On demande aux citoyens de trier plus et mieux, la redevance incitative se met en place, le ramassage a lieu tous les quinze jours. C'est très bien, mais on leur demande quand même de payer davantage ! Confirmez-vous ce montant de 65 euros, monsieur le ministre ? Qu'est-il prévu pour la suite ?
M. Christophe Béchu, ministre de la transition écologique et de la cohésion des territoires . - En effet, la dissuasion de l'enfouissement, qui a de graves conséquences écologiques, conduit à cette hausse. Il s'agit de mieux investir pour diminuer les déchets résiduels et, pour la collectivité, de mesurer l'intérêt de la prévention. L'ambition est de diviser par deux les déchets mis en décharge.

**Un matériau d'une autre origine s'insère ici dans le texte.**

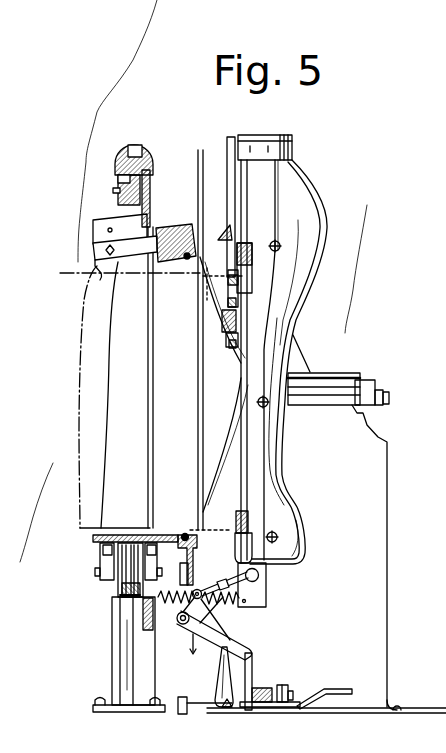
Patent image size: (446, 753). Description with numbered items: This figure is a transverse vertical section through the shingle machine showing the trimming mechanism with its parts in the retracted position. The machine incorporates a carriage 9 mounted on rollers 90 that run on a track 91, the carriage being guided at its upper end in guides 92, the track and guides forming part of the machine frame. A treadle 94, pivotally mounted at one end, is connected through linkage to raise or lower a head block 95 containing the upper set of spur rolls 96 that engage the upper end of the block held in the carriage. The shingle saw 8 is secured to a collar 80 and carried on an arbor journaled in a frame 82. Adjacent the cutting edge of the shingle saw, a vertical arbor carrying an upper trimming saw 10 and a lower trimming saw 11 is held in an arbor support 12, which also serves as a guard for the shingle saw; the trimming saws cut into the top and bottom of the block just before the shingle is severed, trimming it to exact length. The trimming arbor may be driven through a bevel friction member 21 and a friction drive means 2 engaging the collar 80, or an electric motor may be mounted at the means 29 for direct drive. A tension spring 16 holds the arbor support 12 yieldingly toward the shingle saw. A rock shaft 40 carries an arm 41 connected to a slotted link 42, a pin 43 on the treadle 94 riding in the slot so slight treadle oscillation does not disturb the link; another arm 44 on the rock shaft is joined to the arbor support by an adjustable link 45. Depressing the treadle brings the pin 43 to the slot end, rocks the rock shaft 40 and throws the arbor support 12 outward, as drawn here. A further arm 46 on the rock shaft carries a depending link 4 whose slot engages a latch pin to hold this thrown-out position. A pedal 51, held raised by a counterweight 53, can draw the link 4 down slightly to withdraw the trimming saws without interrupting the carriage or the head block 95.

La hausse, planifiée jusqu'en 2025, est assortie de contreparties financières pour les collectivités, comme le fonds vert, utilisable pour les biodéchets. Ces derniers représentent une part substantielle des poubelles noires, alors qu'ils sont liquides à 85 % - une aberration. Il y a aussi le fonds Économie circulaire de l'Ademe, porté à 300 millions d'euros, la TVA à 5,5 % sur le tri et le recyclage, la prise en charge par l'État de frais de gestion de la taxe incitative d'enlèvement des ordures ménagères (TiEOM). Enfin, la responsabilité élargie du producteur (REP) fluidifie et moralise le dispositif. Ainsi, en 2022, les collectivités ont bénéficié de 750 millions d'euros, et elles recevront 1,2 milliard en 202, soit 66 % de hausse.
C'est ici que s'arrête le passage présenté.